Le gouvernement se flatte d’exclure plus de la moitié des Français de l’impôt sur le revenu. Quelle est sa logique ?
Si l’impôt est juste, pourquoi alors en exonérer 54% des ménages et faire peser une charge toujours plus lourde sur les classes moyennes ? S’il est injuste, où est sa légitimité et comment justifier qu’il augmente à nouveau cette année de 2,7 milliards d’euros ?
Dans le but d’endiguer le "ras-le-bol fiscal" auquel il a pourtant largement contribué, le gouvernement multiplie les régimes dérogatoires, sapant le principe d’égalité devant l’impôt et réduisant celui de nécessité de l’impôt à un vulgaire vestige de la Révolution. Pire, le sentiment d’injustice, combiné à l’importance des efforts demandés aux Français et à l’absence de résultats tangibles, fragilisent le consentement à l’impôt.
Sortir d'une spirale de la défiance
Cette situation est en train de créer une rupture entre deux France qui seront bientôt irréconciliables.
D’un côté, il y a ceux qui acquittent l’impôt, sur lesquels repose largement l’effort de financement de la solidarité nationale, et qui n’ont le sentiment de ne bénéficier que marginalement de cette solidarité. De l’autre, il y a ceux, de plus en plus nombreux, qui ne paient pas l’impôt et qui bénéficient largement d’une solidarité à laquelle ils ne contribuent que marginalement.
Il est temps de sortir de cette spirale de la défiance : l’impôt sur le revenu doit devenir une cotisation d’adhérent au pacte républicain. C’est pourquoi tous les Français doivent payer l’impôt, du plus aisé au plus modeste, chacun à la hauteur de ses moyens, sans que personne ne puisse s’exonérer de cet effort, même si celui-ci ne dépasse pas 50 euros par an.
Parce que l’impôt est l’expression et la condition même du lien social, aucune réforme fiscale ne pourra aboutir sans intégrer tous les acteurs de la société. La création d’un impôt minimal obligatoire n’aurait pas vocation à générer des recettes mais de la cohésion sociale.
Un facteur de cohésion sociale
Dans un pays comme le Danemark, tous les habitants paient des impôts, y compris lorsqu’ils sont étudiants ou demandeurs d’emploi. Mieux, ces derniers se disent à une très grande majorité satisfaits de participer au financement d’un État providence qui leur fournit une scolarité gratuite et des aides sociales.
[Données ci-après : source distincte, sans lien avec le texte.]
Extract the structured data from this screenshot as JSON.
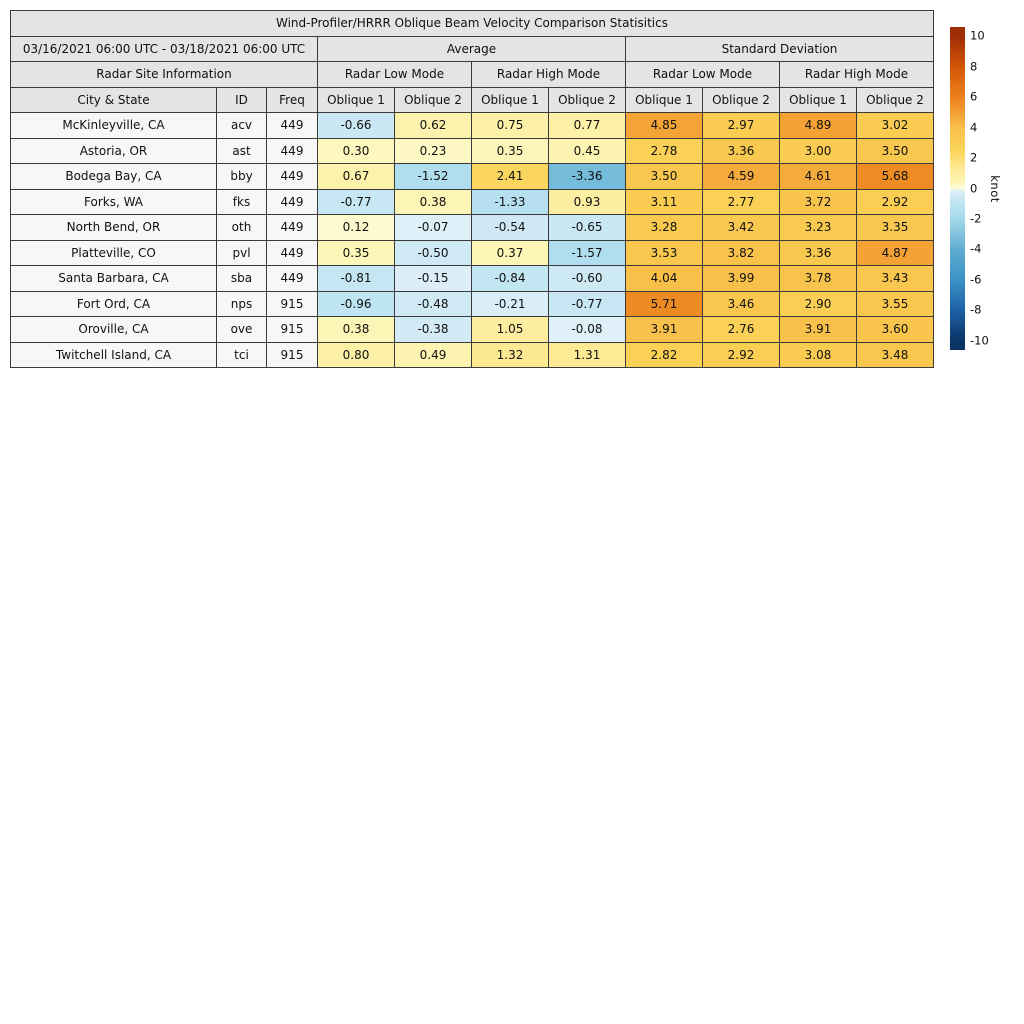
{
  "colors": {
    "header_bg": "#e4e4e4",
    "label_bg": "#f7f7f7",
    "border": "#3a3a3a",
    "positive_max": "#9e2e06",
    "negative_max": "#0b3464",
    "zero_positive": "#fffcdc",
    "zero_negative": "#e2f2f9"
  },
  "chart_data": {
    "type": "heatmap-table",
    "title": "Wind-Profiler/HRRR Oblique Beam Velocity Comparison Statisitics",
    "date_range": "03/16/2021 06:00 UTC - 03/18/2021 06:00 UTC",
    "section_headers": {
      "site_info": "Radar Site Information",
      "average": "Average",
      "std_dev": "Standard Deviation"
    },
    "mode_headers": [
      "Radar Low Mode",
      "Radar High Mode",
      "Radar Low Mode",
      "Radar High Mode"
    ],
    "column_headers": {
      "city": "City & State",
      "id": "ID",
      "freq": "Freq"
    },
    "oblique_headers": [
      "Oblique 1",
      "Oblique 2"
    ],
    "value_columns": [
      "Average Radar Low Mode Oblique 1",
      "Average Radar Low Mode Oblique 2",
      "Average Radar High Mode Oblique 1",
      "Average Radar High Mode Oblique 2",
      "Standard Deviation Radar Low Mode Oblique 1",
      "Standard Deviation Radar Low Mode Oblique 2",
      "Standard Deviation Radar High Mode Oblique 1",
      "Standard Deviation Radar High Mode Oblique 2"
    ],
    "units": "knot",
    "rows": [
      {
        "city": "McKinleyville, CA",
        "id": "acv",
        "freq": 449,
        "values": [
          -0.66,
          0.62,
          0.75,
          0.77,
          4.85,
          2.97,
          4.89,
          3.02
        ]
      },
      {
        "city": "Astoria, OR",
        "id": "ast",
        "freq": 449,
        "values": [
          0.3,
          0.23,
          0.35,
          0.45,
          2.78,
          3.36,
          3.0,
          3.5
        ]
      },
      {
        "city": "Bodega Bay, CA",
        "id": "bby",
        "freq": 449,
        "values": [
          0.67,
          -1.52,
          2.41,
          -3.36,
          3.5,
          4.59,
          4.61,
          5.68
        ]
      },
      {
        "city": "Forks, WA",
        "id": "fks",
        "freq": 449,
        "values": [
          -0.77,
          0.38,
          -1.33,
          0.93,
          3.11,
          2.77,
          3.72,
          2.92
        ]
      },
      {
        "city": "North Bend, OR",
        "id": "oth",
        "freq": 449,
        "values": [
          0.12,
          -0.07,
          -0.54,
          -0.65,
          3.28,
          3.42,
          3.23,
          3.35
        ]
      },
      {
        "city": "Platteville, CO",
        "id": "pvl",
        "freq": 449,
        "values": [
          0.35,
          -0.5,
          0.37,
          -1.57,
          3.53,
          3.82,
          3.36,
          4.87
        ]
      },
      {
        "city": "Santa Barbara, CA",
        "id": "sba",
        "freq": 449,
        "values": [
          -0.81,
          -0.15,
          -0.84,
          -0.6,
          4.04,
          3.99,
          3.78,
          3.43
        ]
      },
      {
        "city": "Fort Ord, CA",
        "id": "nps",
        "freq": 915,
        "values": [
          -0.96,
          -0.48,
          -0.21,
          -0.77,
          5.71,
          3.46,
          2.9,
          3.55
        ]
      },
      {
        "city": "Oroville, CA",
        "id": "ove",
        "freq": 915,
        "values": [
          0.38,
          -0.38,
          1.05,
          -0.08,
          3.91,
          2.76,
          3.91,
          3.6
        ]
      },
      {
        "city": "Twitchell Island, CA",
        "id": "tci",
        "freq": 915,
        "values": [
          0.8,
          0.49,
          1.32,
          1.31,
          2.82,
          2.92,
          3.08,
          3.48
        ]
      }
    ],
    "colorbar": {
      "label": "knot",
      "ticks": [
        10,
        8,
        6,
        4,
        2,
        0,
        -2,
        -4,
        -6,
        -8,
        -10
      ],
      "vmin": -10,
      "vmax": 10,
      "neg_stops": [
        [
          -10,
          "#0b3464"
        ],
        [
          -8,
          "#1d61a7"
        ],
        [
          -6,
          "#3c92c6"
        ],
        [
          -4,
          "#5facd0"
        ],
        [
          -3.4,
          "#74bad9"
        ],
        [
          -2,
          "#a5d9eb"
        ],
        [
          -1,
          "#bee4f2"
        ],
        [
          -0.3,
          "#d6ecf6"
        ],
        [
          0,
          "#e2f2f9"
        ]
      ],
      "pos_stops": [
        [
          0,
          "#fffcdc"
        ],
        [
          0.4,
          "#fdf5b4"
        ],
        [
          1,
          "#fdeea0"
        ],
        [
          1.5,
          "#fee68c"
        ],
        [
          2.5,
          "#fbd45a"
        ],
        [
          3,
          "#facd52"
        ],
        [
          4,
          "#f8c04a"
        ],
        [
          5,
          "#f39e32"
        ],
        [
          6,
          "#ec821c"
        ],
        [
          8,
          "#d25405"
        ],
        [
          10,
          "#9e2e06"
        ]
      ]
    }
  }
}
Ne l’oublions pas, l’impôt est indispensable pour garantir l’existence d’un système généreux et un accès équitable à des services publics de qualité.
Contribuer – même modestement – à l’effort collectif serait un moyen de redonner une dignité à ceux qui se sentent le plus éloigné de la vie publique. Certes, tous les Français paient la TVA, mais cette habitude plus ou moins indolore ne les distingue pas des touristes.
À l’heure où des millions de citoyens ont montré leur fierté et leur solidarité nationales, l’universalisation de l’impôt sur le revenu rappellerait que non, le peuple français n’a pas vocation à être un peuple d’assistés. Si la prise de conscience du coût des services publics est une nécessité, plus urgente encore est celle de donner à chaque Français l’opportunité de se sentir partie intégrante du contrat social.